Realizability-preserving monolithic convex limiting in continuous Galerkin discretizations of the M1 model of radiative transfer

We discretize the M1 model of radiative transfer using continuous finite elements and propose a tailor-made monolithic convex limiting (MCL) procedure for enforcing physical realizability. The M1 system of nonlinear balance laws for the zeroth and first moments of a probability distribution function is derived from the linear Boltzmann equation and equipped with an entropy-based closure for the second moment. To ensure hyperbolicity and physical admissibility, evolving moments must stay in an invariant domain representing a convex set of realizable states.
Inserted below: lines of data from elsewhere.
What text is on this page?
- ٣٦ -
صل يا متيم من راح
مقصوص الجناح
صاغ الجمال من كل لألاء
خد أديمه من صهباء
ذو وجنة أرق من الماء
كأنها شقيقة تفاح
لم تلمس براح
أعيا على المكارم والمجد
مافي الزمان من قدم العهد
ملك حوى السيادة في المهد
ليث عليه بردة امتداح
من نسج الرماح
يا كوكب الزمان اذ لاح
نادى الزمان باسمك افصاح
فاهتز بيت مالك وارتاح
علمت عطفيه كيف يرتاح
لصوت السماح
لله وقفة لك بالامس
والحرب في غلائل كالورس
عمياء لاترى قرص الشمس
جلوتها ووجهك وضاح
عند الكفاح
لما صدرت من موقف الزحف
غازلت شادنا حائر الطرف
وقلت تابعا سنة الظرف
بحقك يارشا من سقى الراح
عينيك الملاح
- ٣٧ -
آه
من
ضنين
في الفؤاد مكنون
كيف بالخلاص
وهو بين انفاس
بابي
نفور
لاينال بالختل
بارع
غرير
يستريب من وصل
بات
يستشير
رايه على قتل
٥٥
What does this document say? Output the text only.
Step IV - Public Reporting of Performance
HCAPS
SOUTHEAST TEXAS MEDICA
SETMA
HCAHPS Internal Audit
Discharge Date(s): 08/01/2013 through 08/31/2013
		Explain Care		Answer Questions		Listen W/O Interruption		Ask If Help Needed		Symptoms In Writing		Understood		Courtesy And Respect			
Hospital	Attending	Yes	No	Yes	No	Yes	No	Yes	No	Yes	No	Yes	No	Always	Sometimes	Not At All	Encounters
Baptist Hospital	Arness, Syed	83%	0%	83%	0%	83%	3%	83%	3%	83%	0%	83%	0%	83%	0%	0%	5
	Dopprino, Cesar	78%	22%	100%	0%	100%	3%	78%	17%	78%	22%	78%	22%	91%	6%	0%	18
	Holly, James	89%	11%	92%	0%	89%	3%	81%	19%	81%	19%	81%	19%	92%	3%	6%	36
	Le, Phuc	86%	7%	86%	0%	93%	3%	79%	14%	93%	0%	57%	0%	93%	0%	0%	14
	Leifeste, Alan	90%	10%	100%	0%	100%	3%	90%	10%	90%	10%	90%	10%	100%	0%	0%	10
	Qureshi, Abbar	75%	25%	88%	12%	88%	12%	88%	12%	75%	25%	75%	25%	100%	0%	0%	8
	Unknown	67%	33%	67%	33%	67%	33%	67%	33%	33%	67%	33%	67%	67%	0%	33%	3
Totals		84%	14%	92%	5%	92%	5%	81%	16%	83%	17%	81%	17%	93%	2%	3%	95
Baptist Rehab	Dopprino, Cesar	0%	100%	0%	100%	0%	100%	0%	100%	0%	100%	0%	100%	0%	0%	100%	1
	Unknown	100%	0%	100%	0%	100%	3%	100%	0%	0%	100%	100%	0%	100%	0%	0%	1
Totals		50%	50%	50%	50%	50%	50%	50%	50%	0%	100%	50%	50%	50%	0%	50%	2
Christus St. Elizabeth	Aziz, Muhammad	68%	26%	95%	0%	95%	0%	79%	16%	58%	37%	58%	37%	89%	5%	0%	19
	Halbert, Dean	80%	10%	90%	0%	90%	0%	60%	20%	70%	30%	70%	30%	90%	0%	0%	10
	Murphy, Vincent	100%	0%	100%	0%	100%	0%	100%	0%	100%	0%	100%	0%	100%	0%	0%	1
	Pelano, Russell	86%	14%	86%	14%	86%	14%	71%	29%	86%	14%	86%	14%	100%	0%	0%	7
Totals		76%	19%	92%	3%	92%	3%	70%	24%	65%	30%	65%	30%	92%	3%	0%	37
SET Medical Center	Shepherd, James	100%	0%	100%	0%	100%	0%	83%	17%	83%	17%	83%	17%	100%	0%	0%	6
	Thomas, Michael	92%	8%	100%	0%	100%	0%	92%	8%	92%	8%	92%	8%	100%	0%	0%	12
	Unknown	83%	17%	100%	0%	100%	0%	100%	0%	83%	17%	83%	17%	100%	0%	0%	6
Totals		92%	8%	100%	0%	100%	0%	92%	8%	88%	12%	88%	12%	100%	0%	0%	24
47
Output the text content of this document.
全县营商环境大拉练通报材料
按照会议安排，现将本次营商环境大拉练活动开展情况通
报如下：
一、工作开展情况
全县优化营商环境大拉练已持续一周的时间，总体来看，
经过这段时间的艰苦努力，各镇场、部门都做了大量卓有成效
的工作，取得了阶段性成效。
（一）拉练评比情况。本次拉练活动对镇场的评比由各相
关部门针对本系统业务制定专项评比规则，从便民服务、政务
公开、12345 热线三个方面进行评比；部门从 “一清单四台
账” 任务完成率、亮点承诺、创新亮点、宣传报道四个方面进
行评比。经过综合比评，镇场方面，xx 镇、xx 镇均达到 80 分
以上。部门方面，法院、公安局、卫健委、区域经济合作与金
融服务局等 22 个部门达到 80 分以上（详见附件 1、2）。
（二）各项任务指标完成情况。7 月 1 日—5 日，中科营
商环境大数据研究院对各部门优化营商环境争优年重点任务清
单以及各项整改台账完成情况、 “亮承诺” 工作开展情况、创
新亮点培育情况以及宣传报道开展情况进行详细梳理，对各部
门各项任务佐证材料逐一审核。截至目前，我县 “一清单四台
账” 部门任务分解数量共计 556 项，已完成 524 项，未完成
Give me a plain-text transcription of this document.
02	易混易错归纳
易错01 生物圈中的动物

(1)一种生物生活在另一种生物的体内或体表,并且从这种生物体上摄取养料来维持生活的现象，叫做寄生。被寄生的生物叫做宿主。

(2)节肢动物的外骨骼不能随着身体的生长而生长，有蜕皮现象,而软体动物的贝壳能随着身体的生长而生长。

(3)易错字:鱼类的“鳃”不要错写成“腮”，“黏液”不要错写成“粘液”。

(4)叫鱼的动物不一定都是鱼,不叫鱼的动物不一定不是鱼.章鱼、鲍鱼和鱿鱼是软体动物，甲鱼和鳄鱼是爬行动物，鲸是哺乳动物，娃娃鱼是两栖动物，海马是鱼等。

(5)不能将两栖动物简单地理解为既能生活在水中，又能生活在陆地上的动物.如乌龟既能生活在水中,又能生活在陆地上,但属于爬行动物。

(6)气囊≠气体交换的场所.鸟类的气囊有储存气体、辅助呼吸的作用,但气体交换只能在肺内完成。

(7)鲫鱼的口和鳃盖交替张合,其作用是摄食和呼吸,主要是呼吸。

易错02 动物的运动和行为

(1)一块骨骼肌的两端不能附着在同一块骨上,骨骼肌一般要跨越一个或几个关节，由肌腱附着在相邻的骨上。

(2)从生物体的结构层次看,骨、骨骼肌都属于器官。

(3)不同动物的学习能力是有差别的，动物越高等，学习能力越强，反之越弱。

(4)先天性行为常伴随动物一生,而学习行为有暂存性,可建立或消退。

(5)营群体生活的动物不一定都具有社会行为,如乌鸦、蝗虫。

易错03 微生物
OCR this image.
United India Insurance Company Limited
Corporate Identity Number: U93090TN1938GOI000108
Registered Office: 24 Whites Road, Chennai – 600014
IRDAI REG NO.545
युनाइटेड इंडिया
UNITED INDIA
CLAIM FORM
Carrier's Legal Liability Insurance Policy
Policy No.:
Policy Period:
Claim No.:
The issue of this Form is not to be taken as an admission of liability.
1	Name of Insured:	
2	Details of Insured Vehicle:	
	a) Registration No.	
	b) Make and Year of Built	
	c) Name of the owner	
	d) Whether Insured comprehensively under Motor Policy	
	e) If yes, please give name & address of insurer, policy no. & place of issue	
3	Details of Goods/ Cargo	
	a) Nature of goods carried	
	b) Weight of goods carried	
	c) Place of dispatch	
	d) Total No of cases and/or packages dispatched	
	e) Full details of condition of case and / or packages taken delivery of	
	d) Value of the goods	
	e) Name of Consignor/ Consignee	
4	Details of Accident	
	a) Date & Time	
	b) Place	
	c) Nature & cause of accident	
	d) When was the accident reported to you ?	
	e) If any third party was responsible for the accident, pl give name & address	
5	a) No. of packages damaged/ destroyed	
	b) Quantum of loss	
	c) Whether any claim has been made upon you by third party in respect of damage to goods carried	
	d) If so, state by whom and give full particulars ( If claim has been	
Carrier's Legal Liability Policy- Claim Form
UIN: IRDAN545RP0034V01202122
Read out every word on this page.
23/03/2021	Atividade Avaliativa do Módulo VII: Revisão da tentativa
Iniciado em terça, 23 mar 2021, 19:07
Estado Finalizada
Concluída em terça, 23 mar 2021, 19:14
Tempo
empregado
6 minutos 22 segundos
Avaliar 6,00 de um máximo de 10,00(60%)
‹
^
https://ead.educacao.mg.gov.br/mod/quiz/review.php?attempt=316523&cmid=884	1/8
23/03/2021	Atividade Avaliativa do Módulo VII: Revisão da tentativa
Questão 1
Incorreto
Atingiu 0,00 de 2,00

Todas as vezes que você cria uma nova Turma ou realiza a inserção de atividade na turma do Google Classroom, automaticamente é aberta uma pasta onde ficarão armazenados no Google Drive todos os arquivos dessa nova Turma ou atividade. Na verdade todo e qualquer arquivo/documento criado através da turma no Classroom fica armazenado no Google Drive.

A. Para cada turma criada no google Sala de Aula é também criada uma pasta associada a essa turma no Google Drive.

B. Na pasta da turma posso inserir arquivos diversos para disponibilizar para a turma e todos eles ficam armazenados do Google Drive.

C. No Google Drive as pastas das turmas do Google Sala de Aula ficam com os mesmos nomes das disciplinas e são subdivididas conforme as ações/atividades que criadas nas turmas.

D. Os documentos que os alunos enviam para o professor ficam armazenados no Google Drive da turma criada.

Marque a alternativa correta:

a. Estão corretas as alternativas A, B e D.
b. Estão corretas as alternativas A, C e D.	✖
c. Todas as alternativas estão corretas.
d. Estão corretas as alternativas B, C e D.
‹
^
We first construct a low-order method that is provably invariant domain preserving (IDP). Introducing intermediate states that represent spatially averaged exact solutions of homogeneous Riemann problems, we prove that these so-called bar states are realizable in any number of space dimensions. This key auxiliary result enables us to show the IDP property of a fully discrete scheme with a diagonally implicit treatment of reactive terms. To achieve high resolution, we add nonlinear correction terms that are constrained using a two-step MCL algorithm. In the first limiting step, local bounds are imposed on each conserved variable to avoid spurious oscillations and maintain positivity of the scalar-valued zeroth moment (particle density). The second limiting step constrains the magnitude of the vector-valued first moment to be realizable. The flux-corrected finite element scheme is provably IDP. Its ability to prevent nonphysical behavior while attaining high-order accuracy in smooth regions is verified in a series of numerical tests. The developed methodology provides a robust simulation tool for dose calculation in radiotherapy.